Calpers' board voted on Wednesday afternoon to tender the shares, said spokesman Brad Pacheco. "Generally speaking, we just felt it made economic sense and it was a fair price," he said of the Calpers decision and Oracle's bid for PeopleSoft.
Oracle's final offer for PeopleSoft stands at $24 per share for all outstanding shares of its rival. That bid expires at midnight EST Friday, and that deadline has in recent days prompted a number of shareholders to tender their shares to Oracle, although Private Capital Management Inc., the largest PeopleSoft shareholder, has thus far refused to do that.

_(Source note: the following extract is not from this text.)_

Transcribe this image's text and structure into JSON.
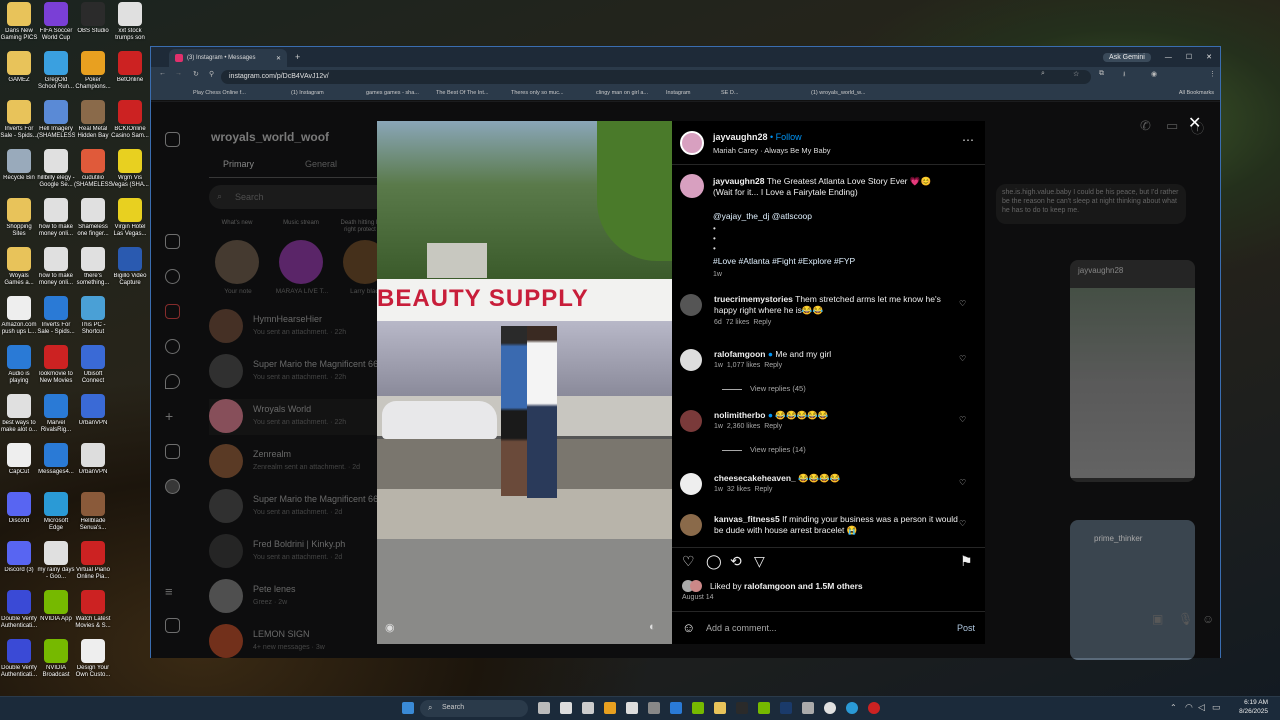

Calpers, based in Sacramento, is the largest U.S. pension fund, and while it is a relatively small PeopleSoft shareholder, its decision helps Oracle in its takeover attempt, and adds to the mounting pressure on other shareholders. Tendering shares does not mean that shareholders have to sell to Oracle at its bid price, but such action signals support for the takeover and further could motivate PeopleSoft's board to enter discussions with Oracle regarding the bid. However, as of Thursday rancor and anger continued to dominate in what has been an ongoing nasty back-and-forth between the companies.
Oracle Board Chairman Jeffrey Henley on Thursday issued a letter to PeopleSoft shareholders, telling them that it is time for them to decide if they want to accept Oracle's offer. The letter, posted at Oracle's Web site, is firm, direct and pointed.
"The PeopleSoft board has for 17 months acted to deny stockholders the opportunity to consider our offer," the letter says. "They have failed to deliver an alternative transaction to deliver value to stockholders, and seem determined to use the poison pill indefinitely to deny stockholder choice. They have responded to our $24 best and final offer in characteristic fashion: by attempting to change the subject and issuing what analysts have described as unobtainable financial projections."
A "poison pill" is a provision in company bylaws -- in this case, those of PeopleSoft -- that allows a company to manipulate its shares so that any attempt at a hostile takeover becomes prohibitively expensive.
PeopleSoft's board has rejected offers from Oracle over the 17 months since Oracle made its bid, including the standing $24 offer. Henley addressed that in his letter."This is not a new tactic for PeopleSoft," he wrote. "It is well understood that the financial guidance PeopleSoft issued in the third quarter of 2003 as a basis for rejecting Oracle's tender offer was unachievable at the time, and it has not been achieved. We suggest you consider this track record when evaluating what PeopleSoft's board is telling you now and in deciding whether to tender your shares."
He concludes: "We look forward to closing this transaction quickly. The choice is yours."
Undoubtedly, issues related to that "choice" will be discussed throughout Friday as time ticks away to the bid deadline.